Teria Betelgeuse uma companheira?

Usando o Very Large Telescope (VLT) do ESO, astrônomos obtiveram a imagem mais nítida já registrada do que provavelmente é Betelgeuse B, uma estrela que orbita Betelgeuse. Betelgeuse é uma estrela supergigante vermelha na constelação de Orion. Seu brilho varia periodicamente e, por décadas, os astrônomos suspeitaram que algumas dessas variações poderiam ser devidas a uma estrela companheira orbitando ao seu redor. A imagem central inserida nesta figura foi obtida em janeiro de 2019 com o instrumento SPHERE do VLT do ESO e mostra a própria Betelgeuse. A imagem inserida à esquerda foi obtida em dezembro de 2024, quando se previa que a companheira estaria mais distante de Betelgeuse vista da Terra. Nesta imagem inserida, Betelgeuse foi removida, revelando uma fonte (marcada com uma mira) consistente com Betelgeuse B. Crédito: ESO/M. Montargès et al. Imagem de fundo: N. Rissinger (skysurvey.org)

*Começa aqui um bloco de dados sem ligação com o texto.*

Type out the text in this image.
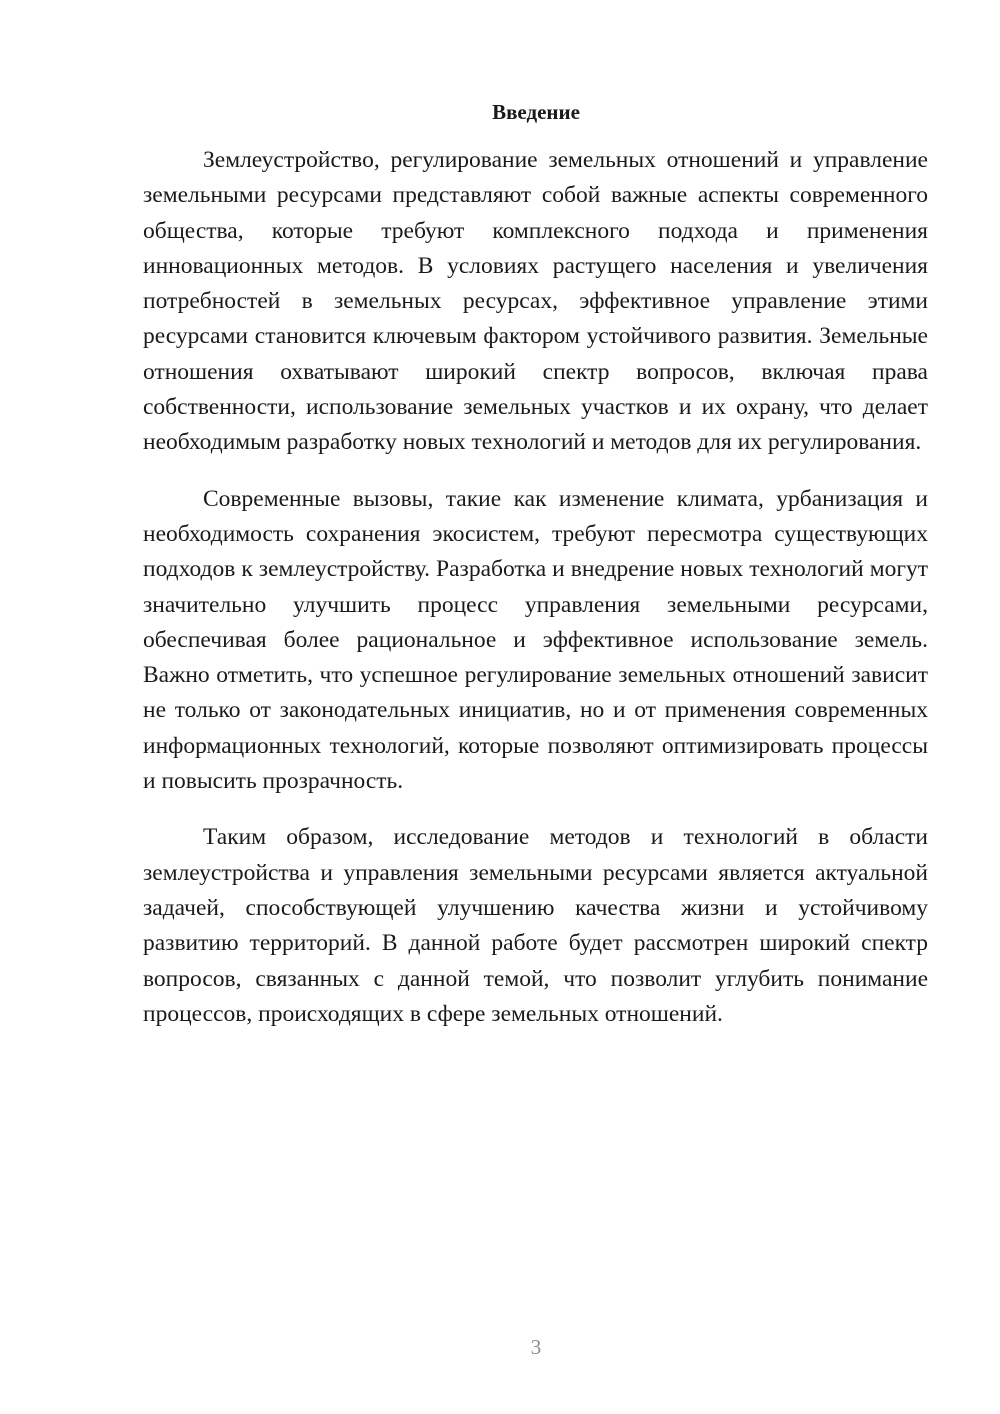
Введение

Землеустройство, регулирование земельных отношений и управление земельными ресурсами представляют собой важные аспекты современного общества, которые требуют комплексного подхода и применения инновационных методов. В условиях растущего населения и увеличения потребностей в земельных ресурсах, эффективное управление этими ресурсами становится ключевым фактором устойчивого развития. Земельные отношения охватывают широкий спектр вопросов, включая права собственности, использование земельных участков и их охрану, что делает необходимым разработку новых технологий и методов для их регулирования.

Современные вызовы, такие как изменение климата, урбанизация и необходимость сохранения экосистем, требуют пересмотра существующих подходов к землеустройству. Разработка и внедрение новых технологий могут значительно улучшить процесс управления земельными ресурсами, обеспечивая более рациональное и эффективное использование земель. Важно отметить, что успешное регулирование земельных отношений зависит не только от законодательных инициатив, но и от применения современных информационных технологий, которые позволяют оптимизировать процессы и повысить прозрачность.

Таким образом, исследование методов и технологий в области землеустройства и управления земельными ресурсами является актуальной задачей, способствующей улучшению качества жизни и устойчивому развитию территорий. В данной работе будет рассмотрен широкий спектр вопросов, связанных с данной темой, что позволит углубить понимание процессов, происходящих в сфере земельных отношений.

3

Finalmente, os astrônomos têm provas quase concretas de que Betelgeuse, uma das estrelas mais famosas do céu noturno, não está sozinha. Usando o Very Large Telescope (VLT) do Observatório Europeu do Sul (ESO), uma equipe liderada pelo pesquisador francês Miguel Montargès obteve a imagem mais nítida até o momento do que provavelmente é Betelgeuse B, a estrela que orbita Betelgeuse. "Esta é a conclusão de uma busca que durou um século", afirma Montargès.

"Demonstramos que Betelgeuse não é uma estrela solitária, mas sim acompanhada por uma tênue estrela companheira", afirma Montargès. Betelgeuse — uma estrela avermelhada na constelação de Órion, facilmente visível a olho nu e com brilho variável — é observada há milênios. Mesmo assim, continua a surpreender os astrônomos


Uma previsão finalmente se concretizou.

Dois estudos publicados em 2024 previram, com segurança, que em dezembro daquele ano, a possível estrela companheira estaria mais distante de Betelgeuse e, portanto, mais fácil de detectar. Montargès e sua equipe começaram a trabalhar, observando a estrela com o VLT do ESO em dezembro de 2024 e passando vários meses processando os dados. Originalmente considerada com uma massa semelhante à do Sol, as novas observações revelam que ela tem cerca de duas a três vezes a massa solar.

A possível estrela companheira de Betelgeuse foi diretamente observada, ou seja, sua própria luz foi detectada, utilizando o instrumento SPHERE do VLT do ESO, no Deserto do Atacama, Chile. Embora já houvesse evidências da existência dessa estrela companheira, incluindo uma possível detecção direta com o Telescópio Gemini Norte, no Havaí, EUA, esta é a evidência mais forte e a imagem mais nítida já obtida.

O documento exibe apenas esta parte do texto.